E ainda estão disponíveis seis longas de animação dublados para as crianças assistirem sozinhas ou com a família: Abril e o Mundo Extraordinário; A Raposa Má; O Menino da Floresta; Asterix e o Domínio de Deuses; Asterix e a Poção Mágica e Um Gato em Paris. Para ver a lista completa de filmes, role o texto até o fim.

"Neste momento, em que a indicação é o isolamento social por conta da pandemia e que muitas pessoas devem enfrentar problemas financeiros, queremos ser solidários e propor uma programação de qualidade para entreter e ajudar a passar os dias de quarentena", dizem Emmanuelle e Christian Boudier, organizadores do Festival.

Como eu faço para ter acesso aos filmes?

Para mergulhar nessa seleção especialmente pensada para todos os gostos e todas as idades, basta acessar o link: www.festivalvariluxemcasa.com.br ou clicar logo abaixo

Clique aqui para ver filmes grátis do Festival Varilux em Casa

Esse presente para o público só foi possível graças à participação dos distribuidores A2 Filmes, Bonfilm, California Filmes, Looke e Mares Filmes.
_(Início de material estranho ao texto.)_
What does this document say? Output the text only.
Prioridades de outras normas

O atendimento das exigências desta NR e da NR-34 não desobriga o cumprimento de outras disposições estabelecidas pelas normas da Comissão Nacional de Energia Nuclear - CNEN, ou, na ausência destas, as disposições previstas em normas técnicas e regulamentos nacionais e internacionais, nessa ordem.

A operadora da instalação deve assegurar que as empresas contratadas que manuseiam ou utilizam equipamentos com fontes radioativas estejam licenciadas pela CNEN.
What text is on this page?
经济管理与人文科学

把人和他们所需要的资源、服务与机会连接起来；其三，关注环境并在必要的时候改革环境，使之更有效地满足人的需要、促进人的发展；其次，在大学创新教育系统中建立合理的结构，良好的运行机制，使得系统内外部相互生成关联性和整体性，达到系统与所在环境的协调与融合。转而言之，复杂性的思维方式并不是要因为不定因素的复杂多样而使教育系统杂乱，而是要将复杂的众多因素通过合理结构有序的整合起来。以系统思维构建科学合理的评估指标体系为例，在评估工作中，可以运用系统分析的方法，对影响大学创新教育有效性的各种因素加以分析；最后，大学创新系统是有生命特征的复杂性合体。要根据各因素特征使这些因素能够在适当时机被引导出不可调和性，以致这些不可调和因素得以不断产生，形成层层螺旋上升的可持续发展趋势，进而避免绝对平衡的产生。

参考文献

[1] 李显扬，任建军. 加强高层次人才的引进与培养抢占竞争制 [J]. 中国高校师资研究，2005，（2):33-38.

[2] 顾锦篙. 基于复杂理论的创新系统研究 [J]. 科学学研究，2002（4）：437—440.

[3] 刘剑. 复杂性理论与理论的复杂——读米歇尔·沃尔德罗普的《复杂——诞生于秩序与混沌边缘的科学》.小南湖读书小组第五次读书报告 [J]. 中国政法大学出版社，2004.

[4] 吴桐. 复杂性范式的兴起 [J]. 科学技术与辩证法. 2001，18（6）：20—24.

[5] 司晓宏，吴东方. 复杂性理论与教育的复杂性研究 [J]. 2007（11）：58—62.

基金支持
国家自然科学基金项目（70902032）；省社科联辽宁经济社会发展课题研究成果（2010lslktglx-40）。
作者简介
Raphaël Ceriez, Adido Audiovisual da Embaixada da França, agradece a participação deles na iniciativa: "No atual cenário, que é inédito, no qual as restrições impostas pela crise mantêm os cinemas fechados, nos orgulhamos de nos juntar à Essilor Brasil e aos distribuidores para compartilhar com o nosso público confinado essa seleção dos melhores filmes vistos nas últimas edições do Festival Varilux de Cinema Francês".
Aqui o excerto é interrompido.